Au fil des pages, on ressent la méthode et la rigueur de l’universitaire émérite, mais aussi la plume nostalgique d’un enfant du pays qui a connu deux Luberon. Celui des années 1950-1960 où certains villages étaient abandonnés et la vie plutôt rude, et l’actuel très médiatique et prisé, dont les calades et panoramas emplissent les cartes postales. Yann Codou espère que son livre fait le lien avec les nouveaux arrivants tout en gardant vivante la mémoire des lieux.
Une génération disparue
L’ouvrage est enrichi de nombreuses citations piochées çà et là dans les livres de Bosco et autres auteurs qui ont écrit sur le Luberon avant lui. Parfois de manière juste, parfois sur un ton plus caricatural. « J’ai eu beaucoup de plaisir à les relire », assure Yann Codou. Ses mots se mêlent à ceux de ses prédécesseurs pour brosser le portrait d’une montagne presque mystique, dotée d’une âme, à la fois animale, caractérielle et qui n’a pas fini de se raconter.

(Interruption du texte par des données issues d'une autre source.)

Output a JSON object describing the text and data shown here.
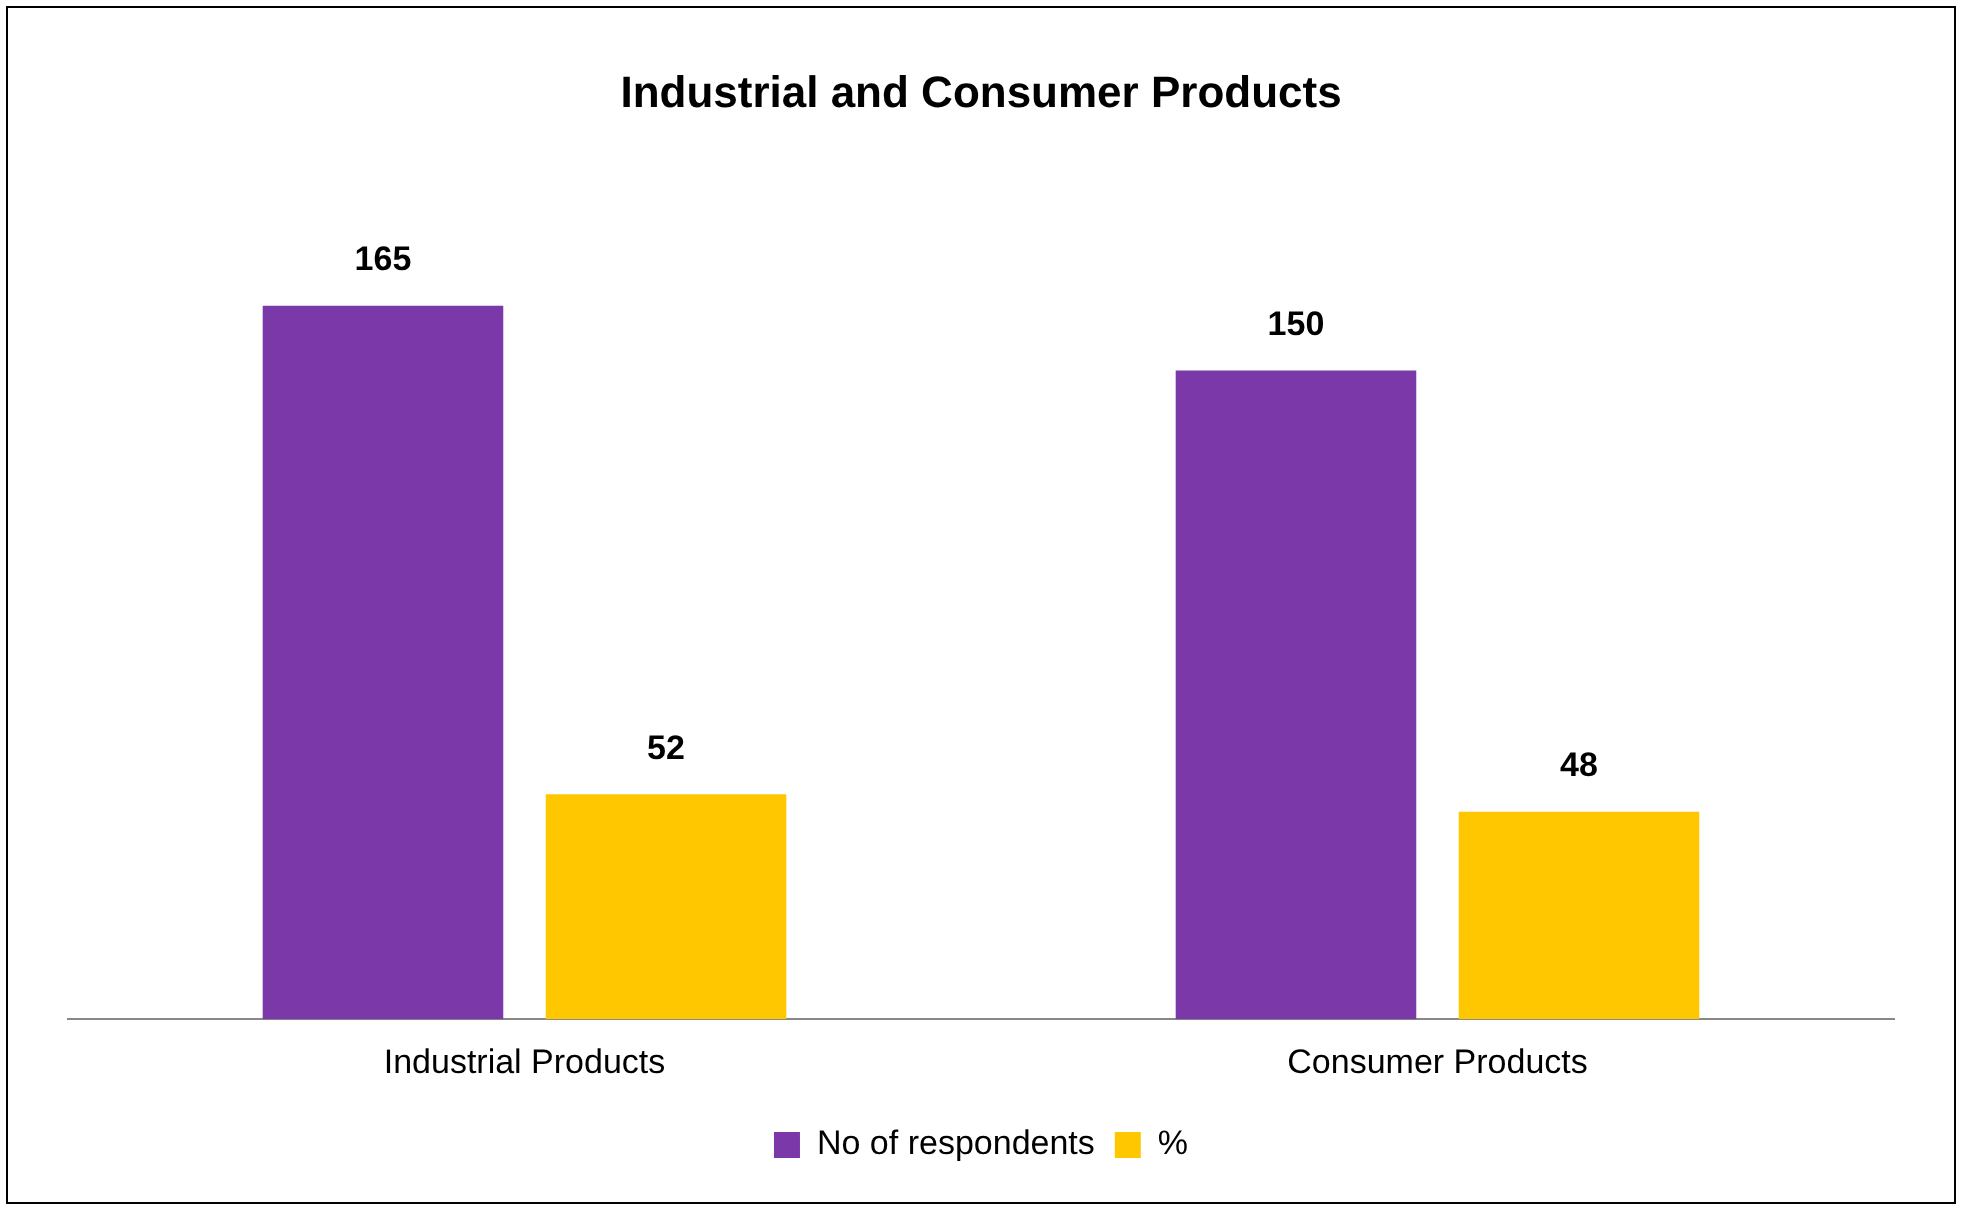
{
  "chart_data": {
    "type": "bar",
    "title": "Industrial and Consumer Products",
    "categories": [
      "Industrial Products",
      "Consumer Products"
    ],
    "series": [
      {
        "name": "No of respondents",
        "color": "#7a38a8",
        "values": [
          165,
          150
        ]
      },
      {
        "name": "%",
        "color": "#ffc700",
        "values": [
          52,
          48
        ]
      }
    ],
    "data_labels": true,
    "legend": "bottom",
    "grid": false
  }
}
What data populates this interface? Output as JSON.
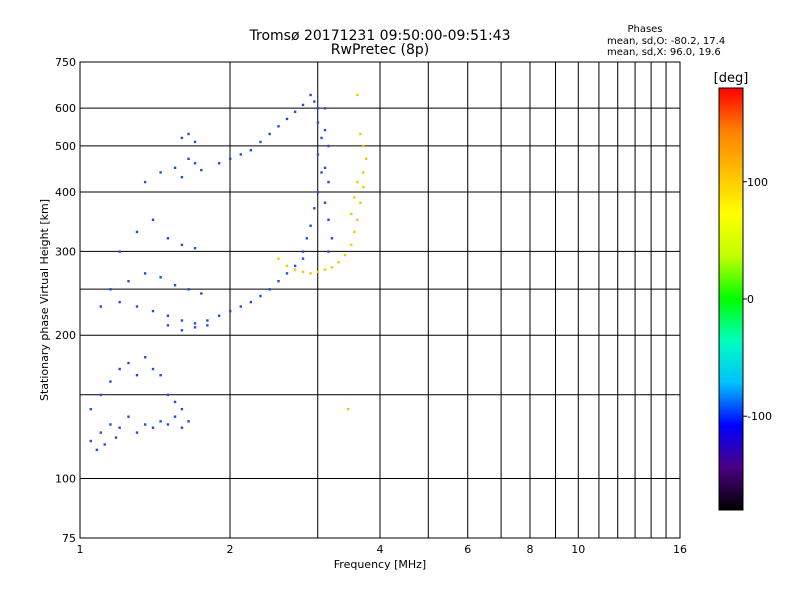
{
  "chart_data": {
    "type": "scatter",
    "title": "Tromsø 20171231 09:50:00-09:51:43",
    "subtitle": "RwPretec (8p)",
    "xlabel": "Frequency [MHz]",
    "ylabel": "Stationary phase Virtual Height [km]",
    "x_scale": "log",
    "y_scale": "log",
    "xlim": [
      1,
      16
    ],
    "ylim": [
      75,
      750
    ],
    "x_ticks": [
      1,
      2,
      4,
      6,
      8,
      10,
      16
    ],
    "x_minor_ticks": [
      3,
      5,
      7,
      9,
      11,
      12,
      13,
      14,
      15
    ],
    "y_ticks": [
      75,
      100,
      200,
      300,
      400,
      500,
      600,
      750
    ],
    "y_minor_ticks": [
      150,
      250
    ],
    "grid": true,
    "phase_stats": {
      "heading": "Phases",
      "line_o": "mean, sd,O: -80.2, 17.4",
      "line_x": "mean, sd,X:  96.0, 19.6"
    },
    "colorbar": {
      "label": "[deg]",
      "range": [
        -180,
        180
      ],
      "ticks": [
        100,
        0,
        -100
      ],
      "colormap": [
        "#000000",
        "#4b0082",
        "#0000ff",
        "#00bfff",
        "#00ffbf",
        "#00ff00",
        "#bfff00",
        "#ffff00",
        "#ffbf00",
        "#ff7f00",
        "#ff0000"
      ]
    },
    "series": [
      {
        "name": "O",
        "color": "#1f4fd6",
        "points": [
          [
            1.05,
            120
          ],
          [
            1.08,
            115
          ],
          [
            1.1,
            125
          ],
          [
            1.12,
            118
          ],
          [
            1.15,
            130
          ],
          [
            1.18,
            122
          ],
          [
            1.2,
            128
          ],
          [
            1.25,
            135
          ],
          [
            1.3,
            125
          ],
          [
            1.35,
            130
          ],
          [
            1.4,
            128
          ],
          [
            1.45,
            132
          ],
          [
            1.5,
            130
          ],
          [
            1.55,
            135
          ],
          [
            1.6,
            128
          ],
          [
            1.65,
            132
          ],
          [
            1.05,
            140
          ],
          [
            1.1,
            150
          ],
          [
            1.15,
            160
          ],
          [
            1.2,
            170
          ],
          [
            1.25,
            175
          ],
          [
            1.3,
            165
          ],
          [
            1.35,
            180
          ],
          [
            1.4,
            170
          ],
          [
            1.45,
            165
          ],
          [
            1.5,
            150
          ],
          [
            1.55,
            145
          ],
          [
            1.6,
            140
          ],
          [
            1.1,
            230
          ],
          [
            1.2,
            235
          ],
          [
            1.3,
            230
          ],
          [
            1.4,
            225
          ],
          [
            1.5,
            220
          ],
          [
            1.6,
            215
          ],
          [
            1.7,
            212
          ],
          [
            1.8,
            215
          ],
          [
            1.9,
            220
          ],
          [
            2.0,
            225
          ],
          [
            2.1,
            230
          ],
          [
            2.2,
            235
          ],
          [
            2.3,
            242
          ],
          [
            2.4,
            250
          ],
          [
            2.5,
            260
          ],
          [
            2.6,
            270
          ],
          [
            2.7,
            280
          ],
          [
            2.8,
            290
          ],
          [
            1.15,
            250
          ],
          [
            1.25,
            260
          ],
          [
            1.35,
            270
          ],
          [
            1.45,
            265
          ],
          [
            1.55,
            255
          ],
          [
            1.65,
            250
          ],
          [
            1.75,
            245
          ],
          [
            1.2,
            300
          ],
          [
            1.3,
            330
          ],
          [
            1.4,
            350
          ],
          [
            1.5,
            320
          ],
          [
            1.6,
            310
          ],
          [
            1.7,
            305
          ],
          [
            1.35,
            420
          ],
          [
            1.45,
            440
          ],
          [
            1.55,
            450
          ],
          [
            1.6,
            430
          ],
          [
            1.65,
            470
          ],
          [
            1.7,
            460
          ],
          [
            1.75,
            445
          ],
          [
            1.6,
            520
          ],
          [
            1.65,
            530
          ],
          [
            1.7,
            510
          ],
          [
            1.5,
            210
          ],
          [
            1.6,
            205
          ],
          [
            1.7,
            208
          ],
          [
            1.8,
            210
          ],
          [
            1.9,
            460
          ],
          [
            2.0,
            470
          ],
          [
            2.1,
            480
          ],
          [
            2.2,
            490
          ],
          [
            2.3,
            510
          ],
          [
            2.4,
            530
          ],
          [
            2.5,
            550
          ],
          [
            2.6,
            570
          ],
          [
            2.7,
            590
          ],
          [
            2.8,
            610
          ],
          [
            2.9,
            640
          ],
          [
            2.95,
            620
          ],
          [
            3.0,
            600
          ],
          [
            3.0,
            560
          ],
          [
            3.05,
            520
          ],
          [
            3.0,
            480
          ],
          [
            3.05,
            440
          ],
          [
            3.0,
            400
          ],
          [
            2.95,
            370
          ],
          [
            2.9,
            340
          ],
          [
            2.85,
            320
          ],
          [
            2.8,
            300
          ],
          [
            3.1,
            600
          ],
          [
            3.1,
            540
          ],
          [
            3.15,
            500
          ],
          [
            3.1,
            450
          ],
          [
            3.15,
            420
          ],
          [
            3.1,
            380
          ],
          [
            3.15,
            350
          ],
          [
            3.2,
            320
          ],
          [
            3.15,
            300
          ]
        ]
      },
      {
        "name": "X",
        "color": "#ffc400",
        "points": [
          [
            2.5,
            290
          ],
          [
            2.6,
            280
          ],
          [
            2.7,
            275
          ],
          [
            2.8,
            272
          ],
          [
            2.9,
            270
          ],
          [
            3.0,
            272
          ],
          [
            3.1,
            275
          ],
          [
            3.2,
            278
          ],
          [
            3.3,
            285
          ],
          [
            3.4,
            295
          ],
          [
            3.5,
            310
          ],
          [
            3.55,
            330
          ],
          [
            3.6,
            350
          ],
          [
            3.65,
            380
          ],
          [
            3.7,
            410
          ],
          [
            3.7,
            440
          ],
          [
            3.75,
            470
          ],
          [
            3.7,
            500
          ],
          [
            3.65,
            530
          ],
          [
            3.6,
            420
          ],
          [
            3.55,
            390
          ],
          [
            3.5,
            360
          ],
          [
            3.6,
            640
          ],
          [
            3.45,
            140
          ]
        ]
      }
    ]
  }
}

Dans son livre, le passé des villages perchés s’entrelace avec celui des villes comme Apt, Pertuis ou Cavaillon. « Plusieurs générations ont disparu et il y avait de sacrés personnages dans la montagne et le coin. J’avais envie de parler d’eux », atteste l’auteur. Les chapitres, classés par ordre alphabétique, s’attardent aussi sur les écrivains, peintres, photographes, élus qui ont façonné cette terre vauclusienne. Yann Codou consacre également plusieurs paragraphes aux folklores et galéjades indissociables de ce territoire et de sa manière de vivre, et s’arrête sur la symbolique de la maison ou l’importance de la lavande.
Des anecdotes amusantes
On trouve quelques anecdotes surprenantes sur la piscine de Saint-Saturnin-lès-Apt creusée avant les années 60, ou les Marseillais en quête d’un cabanon à prix modique dans un village dépeuplé. Il relate aussi des souvenirs d’enfance, notamment la fois où il avait été contraint de vivre l’ouverture de la chasse pieds nus. En pleine croissance, les pieds grandissent et ne rentrent plus dans les souliers de l’année d’avant. « Il y avait également un chasseur qui passait dans le village avec sa 2CV en brandissant un lièvre. Une fois, deux fois, trois fois. Il agaçait tout le monde et certains se disaient qu’il décimait la forêt. On a su après qu’il n’en tuait pas à chaque fois mais qu’il passait avec le même lièvre qu’il avait empaillé », se remémore Yann Codou, en riant. A coup sûr, vous laisserez échapper quelques sourires en parcourant ces pages.
« Luberon. Les hommes et les choses », de Yann Codou, Les Presses du Midi. 22€, 292 pages.